Her eyes shone with the intensity and passion of the extremist and Daniel turned his head away in disappointment as Poppy spouted the approved government propaganda.
We both know governments tried to limit population growth in the past, but that failed, and there was no vision moving forward.
She took his chin in her hands, as if chiding her errant toddler. I know it sounds cruel, but in the past, nature had a way of regulating things–people would starve during long winters, crowded conditions would usher in diseases that couldn’t be cured back then. All the advances that’ve been made over the last few hundred years… they were leading us in the wrong direction.

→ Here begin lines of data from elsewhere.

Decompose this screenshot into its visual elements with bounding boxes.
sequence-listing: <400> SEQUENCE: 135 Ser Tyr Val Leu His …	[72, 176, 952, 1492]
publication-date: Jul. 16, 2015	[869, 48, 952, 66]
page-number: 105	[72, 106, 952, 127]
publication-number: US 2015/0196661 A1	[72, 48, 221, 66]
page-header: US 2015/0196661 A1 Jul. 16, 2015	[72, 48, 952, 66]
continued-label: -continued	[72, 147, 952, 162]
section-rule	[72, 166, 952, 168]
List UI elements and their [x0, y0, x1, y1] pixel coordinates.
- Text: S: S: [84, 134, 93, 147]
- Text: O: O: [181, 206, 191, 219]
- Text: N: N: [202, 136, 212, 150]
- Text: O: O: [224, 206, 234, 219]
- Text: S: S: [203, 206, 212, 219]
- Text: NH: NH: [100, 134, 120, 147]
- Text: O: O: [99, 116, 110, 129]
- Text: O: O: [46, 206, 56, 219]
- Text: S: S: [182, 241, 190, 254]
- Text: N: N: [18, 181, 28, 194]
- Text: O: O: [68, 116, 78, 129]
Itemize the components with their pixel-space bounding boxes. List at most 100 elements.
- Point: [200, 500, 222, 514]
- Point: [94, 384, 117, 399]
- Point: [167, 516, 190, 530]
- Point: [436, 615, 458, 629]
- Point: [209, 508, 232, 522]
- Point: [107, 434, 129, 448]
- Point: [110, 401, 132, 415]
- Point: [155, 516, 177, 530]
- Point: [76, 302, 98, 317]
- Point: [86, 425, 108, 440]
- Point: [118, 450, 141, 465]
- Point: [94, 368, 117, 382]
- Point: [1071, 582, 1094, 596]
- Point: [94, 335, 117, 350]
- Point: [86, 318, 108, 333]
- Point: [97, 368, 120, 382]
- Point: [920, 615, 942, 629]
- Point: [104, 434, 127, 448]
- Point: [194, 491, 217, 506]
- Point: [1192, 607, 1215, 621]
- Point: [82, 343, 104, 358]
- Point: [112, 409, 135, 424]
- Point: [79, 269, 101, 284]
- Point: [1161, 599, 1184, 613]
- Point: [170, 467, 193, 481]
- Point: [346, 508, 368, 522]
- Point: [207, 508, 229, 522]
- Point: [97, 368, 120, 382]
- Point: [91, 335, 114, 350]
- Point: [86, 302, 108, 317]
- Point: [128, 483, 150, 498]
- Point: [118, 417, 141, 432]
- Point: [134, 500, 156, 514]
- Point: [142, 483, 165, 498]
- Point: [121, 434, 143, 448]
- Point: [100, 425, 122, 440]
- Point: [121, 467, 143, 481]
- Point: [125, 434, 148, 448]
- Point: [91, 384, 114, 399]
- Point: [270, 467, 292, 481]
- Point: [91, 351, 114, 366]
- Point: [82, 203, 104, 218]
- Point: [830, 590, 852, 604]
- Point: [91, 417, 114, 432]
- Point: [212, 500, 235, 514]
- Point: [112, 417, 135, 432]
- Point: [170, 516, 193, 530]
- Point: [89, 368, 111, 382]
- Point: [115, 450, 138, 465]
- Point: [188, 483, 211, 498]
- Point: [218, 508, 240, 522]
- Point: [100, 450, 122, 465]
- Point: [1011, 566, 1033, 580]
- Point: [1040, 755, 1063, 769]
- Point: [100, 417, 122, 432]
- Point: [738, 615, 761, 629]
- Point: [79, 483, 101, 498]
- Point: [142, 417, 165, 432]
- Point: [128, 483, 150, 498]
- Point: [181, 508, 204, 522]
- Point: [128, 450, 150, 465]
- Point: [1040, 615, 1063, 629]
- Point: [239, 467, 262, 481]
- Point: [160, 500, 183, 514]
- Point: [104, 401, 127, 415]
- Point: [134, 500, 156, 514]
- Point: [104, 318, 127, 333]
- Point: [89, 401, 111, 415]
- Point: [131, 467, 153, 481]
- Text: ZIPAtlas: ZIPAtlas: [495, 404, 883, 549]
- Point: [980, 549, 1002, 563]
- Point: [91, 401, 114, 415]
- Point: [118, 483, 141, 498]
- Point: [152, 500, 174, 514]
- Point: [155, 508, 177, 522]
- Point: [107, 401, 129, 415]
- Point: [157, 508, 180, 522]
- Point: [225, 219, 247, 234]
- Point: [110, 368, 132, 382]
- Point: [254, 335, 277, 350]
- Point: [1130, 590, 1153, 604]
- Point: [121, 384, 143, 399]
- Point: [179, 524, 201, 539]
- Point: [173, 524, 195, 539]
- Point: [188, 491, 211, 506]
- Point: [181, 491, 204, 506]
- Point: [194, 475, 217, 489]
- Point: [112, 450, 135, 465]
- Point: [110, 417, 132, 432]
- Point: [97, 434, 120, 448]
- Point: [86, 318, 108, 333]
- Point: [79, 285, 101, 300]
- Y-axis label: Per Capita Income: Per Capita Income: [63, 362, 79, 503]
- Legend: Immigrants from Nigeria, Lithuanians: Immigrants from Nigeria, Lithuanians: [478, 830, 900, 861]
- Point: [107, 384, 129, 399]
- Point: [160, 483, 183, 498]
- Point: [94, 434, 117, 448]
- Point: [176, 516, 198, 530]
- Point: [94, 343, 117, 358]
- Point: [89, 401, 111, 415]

Daniel started to object, knowing that some of his wife’s points were valid, but she shushed him into silence. "Let me continue, Daniel. For once, I’d like you to listen." Daniel cleared his throat and nodded, uncomfortable with the direction this conversation was taking, uncomfortable with the realization that Poppy was on the side of RiP.
"All the work on genetic engineering led to drought. Insect resistant crops caused a population explosion in places where people were already living on the edge. More people needed more food and more food needed more land. But the land’s gone now. And yes, there are people starving and dying but lo and behold, the internet tells them there’s a land of milk and honey across the pond. And the Promised Land closed its borders and the starving people had nowhere to go. Except back to where they came, and so RiP was born.
Their idea will work! Keep the aid boats out and the population’ll stabilize at what the land can support. And as for the pandemic, a cure is on the horizon and even if it only reduces the severity, sooner or later, there’ll be herd immunity. You, me and Lewis, we’ll be packing for Mars soon. It’ll all work out in the end. We can trust the government Daniel–they’ve got a plan that’ll work–it’s all under control, you just got to believe. Don’t you see?